The British High Court ruled on Wednesday that the government acted unlawfully when it awarded a coronavirus contract to a company with links to a former senior government adviser.
The company, Public First, specialized in market research, and had links to Dominic Cummings, the former top adviser to British Prime Minister Boris Johnson.
The case was brought forward by the Good Law Project, a non-profit campaign organization, against the Cabinet Office, which is run by Michael Gove, government minister, who himself is a close friend and colleague of Cummings.
Public First is owned and run by Rachel Wolf and her husband, who has previously worked as an adviser to Johnson, Gove, and Cummings, and co-wrote the 2019 Conservative Party manifesto.
The Cabinet Office paid over £500,000 (then-nearly $650,000) to Public First at the start of the coronavirus pandemic in March 2020.
The decision came amid increasing corruption allegations against Johnson, his government, and the ruling Conservative Party.

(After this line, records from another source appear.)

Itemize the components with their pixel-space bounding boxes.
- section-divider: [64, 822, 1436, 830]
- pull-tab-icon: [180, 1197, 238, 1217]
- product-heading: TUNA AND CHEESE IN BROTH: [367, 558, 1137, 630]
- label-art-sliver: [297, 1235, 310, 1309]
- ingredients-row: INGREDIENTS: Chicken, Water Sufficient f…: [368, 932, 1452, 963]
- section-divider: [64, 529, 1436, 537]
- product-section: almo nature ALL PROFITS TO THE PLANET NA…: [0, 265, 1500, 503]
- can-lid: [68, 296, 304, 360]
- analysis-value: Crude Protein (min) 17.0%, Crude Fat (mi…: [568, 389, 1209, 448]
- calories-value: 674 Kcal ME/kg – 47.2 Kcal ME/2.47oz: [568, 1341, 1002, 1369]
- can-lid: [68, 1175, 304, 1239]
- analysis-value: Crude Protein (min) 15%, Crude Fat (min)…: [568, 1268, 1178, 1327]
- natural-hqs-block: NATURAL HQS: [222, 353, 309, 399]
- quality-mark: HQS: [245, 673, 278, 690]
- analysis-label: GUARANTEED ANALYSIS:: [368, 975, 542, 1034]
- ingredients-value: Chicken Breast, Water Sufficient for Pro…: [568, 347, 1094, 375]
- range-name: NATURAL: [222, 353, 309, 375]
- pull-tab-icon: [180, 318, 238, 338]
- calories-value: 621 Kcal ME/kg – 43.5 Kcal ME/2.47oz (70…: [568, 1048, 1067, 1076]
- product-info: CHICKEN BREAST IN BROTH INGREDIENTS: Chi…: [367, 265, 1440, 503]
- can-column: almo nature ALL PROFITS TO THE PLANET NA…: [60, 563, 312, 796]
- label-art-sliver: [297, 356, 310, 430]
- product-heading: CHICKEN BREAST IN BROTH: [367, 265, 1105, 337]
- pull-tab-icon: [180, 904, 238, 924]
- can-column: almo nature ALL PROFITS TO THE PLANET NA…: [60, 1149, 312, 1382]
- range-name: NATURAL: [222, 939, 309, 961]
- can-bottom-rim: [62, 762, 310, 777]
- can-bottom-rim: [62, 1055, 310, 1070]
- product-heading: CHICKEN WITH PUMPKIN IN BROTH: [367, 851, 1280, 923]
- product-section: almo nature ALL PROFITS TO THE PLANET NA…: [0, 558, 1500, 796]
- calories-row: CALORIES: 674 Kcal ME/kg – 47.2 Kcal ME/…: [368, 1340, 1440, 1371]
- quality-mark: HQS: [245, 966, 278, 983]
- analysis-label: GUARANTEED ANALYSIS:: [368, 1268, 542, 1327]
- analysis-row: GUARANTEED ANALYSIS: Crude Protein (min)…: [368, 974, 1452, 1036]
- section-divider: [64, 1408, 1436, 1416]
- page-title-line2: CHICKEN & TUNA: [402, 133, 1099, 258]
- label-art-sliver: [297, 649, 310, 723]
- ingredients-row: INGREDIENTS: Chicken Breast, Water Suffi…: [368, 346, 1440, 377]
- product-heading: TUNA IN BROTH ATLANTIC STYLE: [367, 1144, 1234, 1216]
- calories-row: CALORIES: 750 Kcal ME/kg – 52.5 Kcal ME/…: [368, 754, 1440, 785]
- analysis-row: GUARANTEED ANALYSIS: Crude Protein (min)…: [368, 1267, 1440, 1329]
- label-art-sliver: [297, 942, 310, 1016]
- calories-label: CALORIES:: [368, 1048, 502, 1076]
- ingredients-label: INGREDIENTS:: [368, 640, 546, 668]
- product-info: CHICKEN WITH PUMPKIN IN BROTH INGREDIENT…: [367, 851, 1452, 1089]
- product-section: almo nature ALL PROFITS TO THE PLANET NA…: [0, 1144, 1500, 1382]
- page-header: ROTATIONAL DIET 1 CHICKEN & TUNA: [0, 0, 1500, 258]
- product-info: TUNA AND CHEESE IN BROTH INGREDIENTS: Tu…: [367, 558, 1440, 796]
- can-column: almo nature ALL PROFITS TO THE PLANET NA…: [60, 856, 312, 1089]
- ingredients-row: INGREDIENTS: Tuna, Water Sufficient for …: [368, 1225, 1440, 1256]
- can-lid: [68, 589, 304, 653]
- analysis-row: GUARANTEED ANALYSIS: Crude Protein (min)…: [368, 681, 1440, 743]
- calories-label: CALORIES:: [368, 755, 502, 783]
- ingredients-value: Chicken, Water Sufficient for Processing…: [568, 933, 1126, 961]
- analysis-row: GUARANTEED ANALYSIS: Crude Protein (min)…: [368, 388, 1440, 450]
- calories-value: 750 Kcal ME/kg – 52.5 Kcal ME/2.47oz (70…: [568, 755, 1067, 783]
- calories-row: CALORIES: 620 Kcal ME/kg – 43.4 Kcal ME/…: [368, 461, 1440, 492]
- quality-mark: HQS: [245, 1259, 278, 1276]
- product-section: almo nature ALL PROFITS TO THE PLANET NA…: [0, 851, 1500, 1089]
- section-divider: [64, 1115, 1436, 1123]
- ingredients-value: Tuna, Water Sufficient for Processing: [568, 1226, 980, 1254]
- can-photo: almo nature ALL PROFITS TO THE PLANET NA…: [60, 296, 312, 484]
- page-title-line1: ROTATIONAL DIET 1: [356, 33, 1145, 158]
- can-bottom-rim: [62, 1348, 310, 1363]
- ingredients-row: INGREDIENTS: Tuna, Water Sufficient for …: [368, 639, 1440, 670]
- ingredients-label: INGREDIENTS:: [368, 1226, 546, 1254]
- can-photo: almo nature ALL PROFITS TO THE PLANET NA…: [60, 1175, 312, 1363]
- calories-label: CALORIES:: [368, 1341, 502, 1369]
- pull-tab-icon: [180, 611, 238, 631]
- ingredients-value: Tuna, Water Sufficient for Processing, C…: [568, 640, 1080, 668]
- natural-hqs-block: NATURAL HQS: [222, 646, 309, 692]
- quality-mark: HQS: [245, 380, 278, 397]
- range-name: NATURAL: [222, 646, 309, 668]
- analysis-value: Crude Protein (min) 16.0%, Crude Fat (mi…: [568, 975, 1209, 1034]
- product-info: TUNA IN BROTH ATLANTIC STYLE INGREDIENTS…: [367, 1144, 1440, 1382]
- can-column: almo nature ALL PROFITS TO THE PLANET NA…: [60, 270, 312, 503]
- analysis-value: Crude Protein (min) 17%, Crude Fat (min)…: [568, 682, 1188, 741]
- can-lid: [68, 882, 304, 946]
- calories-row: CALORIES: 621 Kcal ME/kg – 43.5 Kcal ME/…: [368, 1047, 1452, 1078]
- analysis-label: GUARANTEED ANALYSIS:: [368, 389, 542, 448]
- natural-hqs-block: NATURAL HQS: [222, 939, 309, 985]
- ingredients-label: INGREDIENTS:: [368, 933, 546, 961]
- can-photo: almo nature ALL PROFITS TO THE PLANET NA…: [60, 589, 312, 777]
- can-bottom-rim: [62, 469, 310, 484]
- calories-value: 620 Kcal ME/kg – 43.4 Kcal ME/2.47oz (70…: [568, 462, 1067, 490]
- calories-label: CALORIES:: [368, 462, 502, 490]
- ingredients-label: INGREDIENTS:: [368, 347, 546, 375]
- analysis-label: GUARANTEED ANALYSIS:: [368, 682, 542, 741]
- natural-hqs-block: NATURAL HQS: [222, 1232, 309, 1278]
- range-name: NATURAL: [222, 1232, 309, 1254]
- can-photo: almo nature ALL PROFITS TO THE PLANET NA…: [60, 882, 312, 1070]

Justice Finola O’Farrell on Wednesday said in her ruling: “The claimant is entitled to a declaration that the decision of 5 June 2020 to award the contract to Public First gave rise to apparent bias and was unlawful.”
The High Court said that by not considering any other market research companies, this “would lead a fair-minded and informed observer to conclude that there was a real possibility, or a real danger, that the decision maker was biased.”
Lawyer Jolyon Maugham, the director of the Good Law Project, said: “Government has claimed there was no favouritism in the awarding of contracts. But the High Court has held an informed observer would conclude otherwise.”
“This is not government for the public good – it is government for the good of friends of the Conservative Party,” he added.
“We just don’t understand how the prime minister can run a cabinet that acts without proper regard for the law or value for public money.”
A Cabinet Office spokesperson said: “We welcome the court’s ruling that we were entitled to award the contract on grounds of extreme urgency in response to an unprecedented global pandemic.
“The judge recognised the very complex circumstances at the height of the pandemic and that failure to provide effective communications would have put public health at risk.
“The judgment makes clear that there was no suggestion of actual bias and that the decision to award the contract was not due to any personal or professional connections.
“Procedural issues raised in this judgment have already been addressed through the implementation of the independent Boardman review of procurement processes.”
A Public First spokesperson said: “We’re deeply proud of the work we did in the early stages of the pandemic, which helped save lives.
“The judge rejected most of the Good Law Project’s claims, not finding actual bias in the awarding of this work, nor any problems with the pace or scale of the award.
“Rather, the judge found that weak internal processes gave rise to the appearance of bias. The judge made no criticism whatsoever of Public First anywhere in the judgment,” added the spokesperson for the company.